Designing Data-Intensive Applications book written by Martin Kleppman is one of the most widely prescribed books to read for software engineers and architects. This book nicely fills in the gap to understand the data structures and algorithms those implemented under the hood by popular databases and distributed systems. Hence, this is a great book for those curious minds who seek out to understand how something works and not just how to make it work.

The book is quite dense consisting of 12 chapters divided into 3 parts namely Foundations, Distributed Data and Derived Data. It starts with explaining the three most important topics in distributed systems - Reliability, Scalability and Maintainability at the high level. The second chapter is Data Models and Query languages. One of the topics the author has discussed in the second chapter is how to make a decision on when to use SQL versus NoSQL, which is quite common to have a debate for any database design. Two important criterias are mentioned to make this decision, first if the system requires many to many relationships and second data locality for queries.

Chapter 2 discusses storage engine, namely log-structured storage engine and page-oriented storage engine. The following is the simples database that use append-only log and details instructions on how to install as well as use is at [1].

#!/bin/bash

db_set () {
    echo "$1,$2" >> database
}

db_get () {
    grep "^$1, "database | sed -e "s/^$1,//" | tail -n 1
}

SSTables, LSM-trees, LevelDB, Cassandra, HBase, Lucene and others belongs to log-structured category, which are discussed in more details in this chapter.

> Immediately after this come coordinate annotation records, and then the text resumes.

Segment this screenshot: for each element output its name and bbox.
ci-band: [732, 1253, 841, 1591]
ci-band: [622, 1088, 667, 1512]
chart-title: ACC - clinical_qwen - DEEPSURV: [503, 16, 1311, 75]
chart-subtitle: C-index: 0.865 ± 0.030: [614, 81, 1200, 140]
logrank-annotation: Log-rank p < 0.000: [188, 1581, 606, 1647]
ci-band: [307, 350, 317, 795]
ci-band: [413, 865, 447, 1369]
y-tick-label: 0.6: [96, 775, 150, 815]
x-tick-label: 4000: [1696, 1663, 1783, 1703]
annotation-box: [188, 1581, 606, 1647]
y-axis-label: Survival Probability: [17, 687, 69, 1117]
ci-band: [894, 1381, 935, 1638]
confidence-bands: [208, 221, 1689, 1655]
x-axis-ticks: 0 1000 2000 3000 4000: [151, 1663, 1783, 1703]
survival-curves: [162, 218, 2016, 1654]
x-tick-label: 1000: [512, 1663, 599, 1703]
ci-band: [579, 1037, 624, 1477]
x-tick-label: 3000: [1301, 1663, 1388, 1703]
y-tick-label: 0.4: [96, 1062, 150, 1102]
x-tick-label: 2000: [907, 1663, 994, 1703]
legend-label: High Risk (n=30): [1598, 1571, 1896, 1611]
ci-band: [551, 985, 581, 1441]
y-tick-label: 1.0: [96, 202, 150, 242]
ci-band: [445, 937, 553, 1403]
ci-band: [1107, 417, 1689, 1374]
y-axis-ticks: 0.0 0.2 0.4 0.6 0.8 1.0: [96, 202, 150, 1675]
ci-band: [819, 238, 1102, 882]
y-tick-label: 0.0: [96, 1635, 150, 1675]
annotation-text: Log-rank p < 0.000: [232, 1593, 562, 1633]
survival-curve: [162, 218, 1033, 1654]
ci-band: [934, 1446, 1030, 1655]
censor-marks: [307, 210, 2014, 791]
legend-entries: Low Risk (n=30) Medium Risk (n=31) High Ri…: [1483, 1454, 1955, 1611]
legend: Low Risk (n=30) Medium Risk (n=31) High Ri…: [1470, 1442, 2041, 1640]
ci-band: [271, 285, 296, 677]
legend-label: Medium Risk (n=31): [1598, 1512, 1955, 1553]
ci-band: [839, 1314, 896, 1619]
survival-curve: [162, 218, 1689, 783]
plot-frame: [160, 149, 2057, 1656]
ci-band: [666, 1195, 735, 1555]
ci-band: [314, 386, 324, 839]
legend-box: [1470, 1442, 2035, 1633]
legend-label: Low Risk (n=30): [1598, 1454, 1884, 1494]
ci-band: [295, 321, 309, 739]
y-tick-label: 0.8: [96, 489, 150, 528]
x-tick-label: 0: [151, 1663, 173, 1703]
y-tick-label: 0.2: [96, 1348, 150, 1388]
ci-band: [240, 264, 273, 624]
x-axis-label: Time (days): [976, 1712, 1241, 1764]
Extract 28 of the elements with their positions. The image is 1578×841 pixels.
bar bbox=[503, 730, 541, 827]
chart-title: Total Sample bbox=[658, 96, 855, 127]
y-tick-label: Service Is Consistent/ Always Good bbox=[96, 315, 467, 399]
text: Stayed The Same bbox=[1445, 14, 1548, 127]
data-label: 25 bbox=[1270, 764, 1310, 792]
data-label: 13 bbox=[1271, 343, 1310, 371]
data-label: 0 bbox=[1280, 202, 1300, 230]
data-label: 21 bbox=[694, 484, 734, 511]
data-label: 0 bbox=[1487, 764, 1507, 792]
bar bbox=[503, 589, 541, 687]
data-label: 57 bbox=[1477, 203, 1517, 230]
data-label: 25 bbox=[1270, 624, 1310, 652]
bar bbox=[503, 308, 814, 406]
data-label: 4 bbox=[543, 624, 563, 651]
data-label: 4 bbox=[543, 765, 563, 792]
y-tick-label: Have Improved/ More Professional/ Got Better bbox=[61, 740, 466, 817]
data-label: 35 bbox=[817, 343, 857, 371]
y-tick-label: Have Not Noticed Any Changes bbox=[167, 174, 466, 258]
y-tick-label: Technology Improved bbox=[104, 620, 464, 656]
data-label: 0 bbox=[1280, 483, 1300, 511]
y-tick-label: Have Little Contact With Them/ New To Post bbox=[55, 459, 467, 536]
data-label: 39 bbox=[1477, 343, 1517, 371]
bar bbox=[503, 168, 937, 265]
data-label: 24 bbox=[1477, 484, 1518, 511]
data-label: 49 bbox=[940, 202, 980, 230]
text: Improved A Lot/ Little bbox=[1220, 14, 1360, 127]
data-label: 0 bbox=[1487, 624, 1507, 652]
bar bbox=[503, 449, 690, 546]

I think the most important content in this book is Part II. Distributed Data that contains chapters including Replication and Partitioning as well as Transactions, Consistency and Consensus. In chapter Partitioning, the author discussed two main approaches to partitioning, namely Key range partitioning and hash partitioning.

Transactions is another interesting chapter if you work more on a relational database because they are well known for safety guarantees provided for concurrency through Atomicity, Consistency, Isolation and Durability (ACID.) The other end of the spectrum is also known as BASE, which stands for Basically Available, Soft state, and Eventual consistency. However, a lot depends upon the specific database implementation so it cannot be generalized. For an e.g. MongoDB is a NoSQL database but is fully ACID compliant [2].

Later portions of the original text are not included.